Unfortunately the incompatibility of the works to the theme is not the only negative point. There are some truly awful pieces such as Kris Martin’s gold time-bomb, 100 Years, and Adriane Colburn’s Up from Under the Edge of the Earth which can only be described as an over-sized pastiche of tacky wallpaper from Homebase. But then there’s Yao Lu’s incredible trompe l’oeil landscape Spring in the City which initially looks like a traditional oriental watercolour but proves to be a degraded hybrid of waste and digital imagery. And Mariele Neudecker’s, 400 Thousand Generations, whose inverted eyeballs enclose up-turned snowy mountains which drip sadly like discarded snowglobes, evoking issues of vision but also of memory and how important its function will become for what will soon be a lost landscape.
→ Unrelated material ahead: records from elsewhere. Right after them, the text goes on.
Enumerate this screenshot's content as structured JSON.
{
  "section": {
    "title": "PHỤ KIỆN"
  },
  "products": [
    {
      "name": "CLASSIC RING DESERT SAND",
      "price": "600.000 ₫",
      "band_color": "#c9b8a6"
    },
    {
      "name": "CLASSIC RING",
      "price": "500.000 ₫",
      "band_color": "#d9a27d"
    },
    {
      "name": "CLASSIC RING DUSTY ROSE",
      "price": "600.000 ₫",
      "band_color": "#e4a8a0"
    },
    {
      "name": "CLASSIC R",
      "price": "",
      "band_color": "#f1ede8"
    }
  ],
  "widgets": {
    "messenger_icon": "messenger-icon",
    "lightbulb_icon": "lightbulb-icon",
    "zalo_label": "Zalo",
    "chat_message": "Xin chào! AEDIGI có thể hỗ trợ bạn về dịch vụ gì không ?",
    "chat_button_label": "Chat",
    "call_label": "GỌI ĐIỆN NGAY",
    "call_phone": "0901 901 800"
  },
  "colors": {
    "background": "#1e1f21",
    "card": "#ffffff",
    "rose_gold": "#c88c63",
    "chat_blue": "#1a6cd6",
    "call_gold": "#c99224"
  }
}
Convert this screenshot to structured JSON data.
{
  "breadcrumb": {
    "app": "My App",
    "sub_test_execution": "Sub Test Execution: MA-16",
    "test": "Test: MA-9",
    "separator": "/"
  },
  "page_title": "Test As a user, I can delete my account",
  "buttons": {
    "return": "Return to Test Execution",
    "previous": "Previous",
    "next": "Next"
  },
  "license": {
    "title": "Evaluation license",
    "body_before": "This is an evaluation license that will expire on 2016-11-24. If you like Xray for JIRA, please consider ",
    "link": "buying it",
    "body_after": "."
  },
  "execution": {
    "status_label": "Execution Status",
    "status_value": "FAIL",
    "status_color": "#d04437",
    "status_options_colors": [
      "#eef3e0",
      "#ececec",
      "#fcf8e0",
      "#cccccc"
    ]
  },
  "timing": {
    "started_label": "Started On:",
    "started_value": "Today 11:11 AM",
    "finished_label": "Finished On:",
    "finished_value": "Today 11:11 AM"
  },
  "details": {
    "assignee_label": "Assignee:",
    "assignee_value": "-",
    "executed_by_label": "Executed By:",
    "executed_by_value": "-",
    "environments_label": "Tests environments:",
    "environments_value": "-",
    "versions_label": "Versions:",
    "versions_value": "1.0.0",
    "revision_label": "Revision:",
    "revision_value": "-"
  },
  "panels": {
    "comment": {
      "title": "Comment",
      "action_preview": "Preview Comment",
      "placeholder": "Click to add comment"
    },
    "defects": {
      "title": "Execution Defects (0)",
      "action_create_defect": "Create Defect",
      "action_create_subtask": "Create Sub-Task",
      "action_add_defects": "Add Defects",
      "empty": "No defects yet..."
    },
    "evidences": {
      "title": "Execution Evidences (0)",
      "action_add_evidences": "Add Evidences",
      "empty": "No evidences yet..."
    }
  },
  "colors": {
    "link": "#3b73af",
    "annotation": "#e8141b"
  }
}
The exhibition houses some poignant pieces which, alongside the fantastic installation of the works, the skillfully executed lighting and the well-crafted (and free) little information book, produces an enjoyable show which draws attention to the well-aired issues of climate change. It’s just a pity the works are forced into an ill-fitting theme and sponsored by a pharmaceutical giant which surely has as much interest in saving the world as it has in the people who inhabit it.